When we walk, we see and experience things you can’t from the car – our favorite is the big hound dog that looks over the second-floor balcony and announces its presence in its unique hound dog voice. We hear the leaves crunch under our feet, see the first crocuses that appear in spring, smell freshly-mowed grass and experience the quiet of a good snowfall.  We get to enjoy the decorations that people put on their houses and get to observe someone’s sense of humor in their ever-changing configurations of pink flamingos. We can browse a Little Free Library, peruse the community garden’s neighbor garden and see if they have that herb we need for dinner. We can window shop in the stores in our neighborhood & check out the restaurant menus.  We read haikus on bike racks and see public art.

Community Garden

With the experiences we have with walking I believe it when I read that people live in more walkable neighborhoods trust their neighbors more and children have more opportunities to be independent.  As we walk the neighborhood, we get to know the people. We say hello, meet the dogs & greet the children playing in front yards.  Because of our walks, we know multiple families on every block that we frequent. This knowledge and familiarity build the bonds of trust that a neighborhood needs to thrive.  I may not walk alone in your neighborhood in the dark of night – but I do walk in mine as I know who’s who and who lives where – and who could help if needed.
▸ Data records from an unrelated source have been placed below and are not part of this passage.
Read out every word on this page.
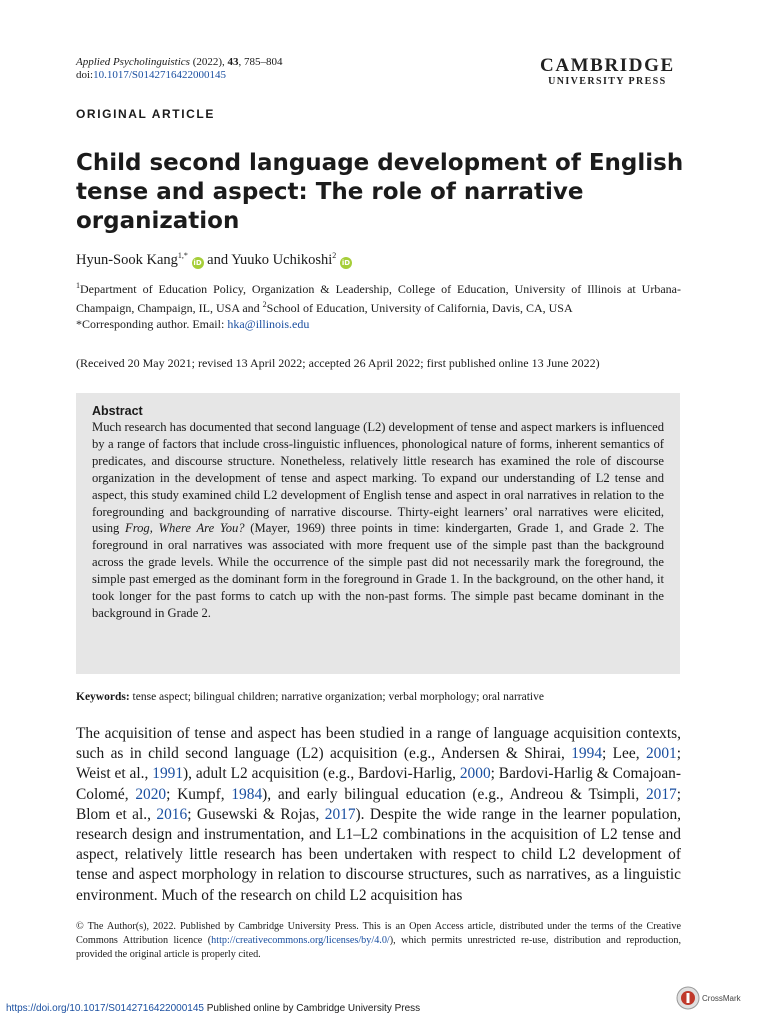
Applied Psycholinguistics (2022), 43, 785–804
doi:10.1017/S0142716422000145	CAMBRIDGE
UNIVERSITY PRESS
ORIGINAL ARTICLE
Child second language development of English tense and aspect: The role of narrative organization
Hyun-Sook Kang$^{1,*}$ iD and Yuuko Uchikoshi$^2$ iD
$^1$Department of Education Policy, Organization & Leadership, College of Education, University of Illinois at Urbana-Champaign, Champaign, IL, USA and $^2$School of Education, University of California, Davis, CA, USA
*Corresponding author. Email: hka@illinois.edu
(Received 20 May 2021; revised 13 April 2022; accepted 26 April 2022; first published online 13 June 2022)
Abstract

Much research has documented that second language (L2) development of tense and aspect markers is influenced by a range of factors that include cross-linguistic influences, phonological nature of forms, inherent semantics of predicates, and discourse structure. Nonetheless, relatively little research has examined the role of discourse organization in the development of tense and aspect marking. To expand our understanding of L2 tense and aspect, this study examined child L2 development of English tense and aspect in oral narratives in relation to the foregrounding and backgrounding of narrative discourse. Thirty-eight learners’ oral narratives were elicited, using Frog, Where Are You? (Mayer, 1969) three points in time: kindergarten, Grade 1, and Grade 2. The foreground in oral narratives was associated with more frequent use of the simple past than the background across the grade levels. While the occurrence of the simple past did not necessarily mark the foreground, the simple past emerged as the dominant form in the foreground in Grade 1. In the background, on the other hand, it took longer for the past forms to catch up with the non-past forms. The simple past became dominant in the background in Grade 2.

Keywords: tense aspect; bilingual children; narrative organization; verbal morphology; oral narrative
The acquisition of tense and aspect has been studied in a range of language acquisition contexts, such as in child second language (L2) acquisition (e.g., Andersen & Shirai, 1994; Lee, 2001; Weist et al., 1991), adult L2 acquisition (e.g., Bardovi-Harlig, 2000; Bardovi-Harlig & Comajoan-Colomé, 2020; Kumpf, 1984), and early bilingual education (e.g., Andreou & Tsimpli, 2017; Blom et al., 2016; Gusewski & Rojas, 2017). Despite the wide range in the learner population, research design and instrumentation, and L1–L2 combinations in the acquisition of L2 tense and aspect, relatively little research has been undertaken with respect to child L2 development of tense and aspect morphology in relation to discourse structures, such as narratives, as a linguistic environment. Much of the research on child L2 acquisition has
© The Author(s), 2022. Published by Cambridge University Press. This is an Open Access article, distributed under the terms of the Creative Commons Attribution licence (http://creativecommons.org/licenses/by/4.0/), which permits unrestricted re-use, distribution and reproduction, provided the original article is properly cited.
https://doi.org/10.1017/S0142716422000145 Published online by Cambridge University Press
CrossMark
In every neighborhood that I’ve regularly walked in, I’ve had a strong feeling of connectedness to the people, schools, and businesses in that neighborhood.  I find myself face to face with many people along the way- which reminds me of what we have in common. There’s rarely a day that goes by that I don’t get a smile or wave from someone across the street or through their car window.  When something out of the ordinary is happening in the neighborhood, I feel comfortable stopping to talk to someone with a familiar face and compare stories. Maybe the first step to increasing social capital and a feeling of connectedness to others is as simple as taking regular walks through our neighborhood.

2 Responses to “Omaha at Human Scale: A walk to school”

  1. Terry Hickman December 17, 2018 at 12:57 pm #

    Great piece! I’m revamping my life January 1, and now I think I’ll take a “walk to work” (I’m retired) every morning to start my day! One question: Where the heck is that dismal, spooky underpass? I thought they’d finally got rid of those things.

    • Amanda Long December 17, 2018 at 1:23 pm #

      Thanks and enjoy your walks. The underpass is in Dundee – 51st and Dodge. The neighborhood association and city did a lot of work on it – now when you walk through it you see tons of beautiful public art made in partnership between UNO and Dundee Elementary kids. The lighting is decent too. It’s used a lot – and many families use it to get to school.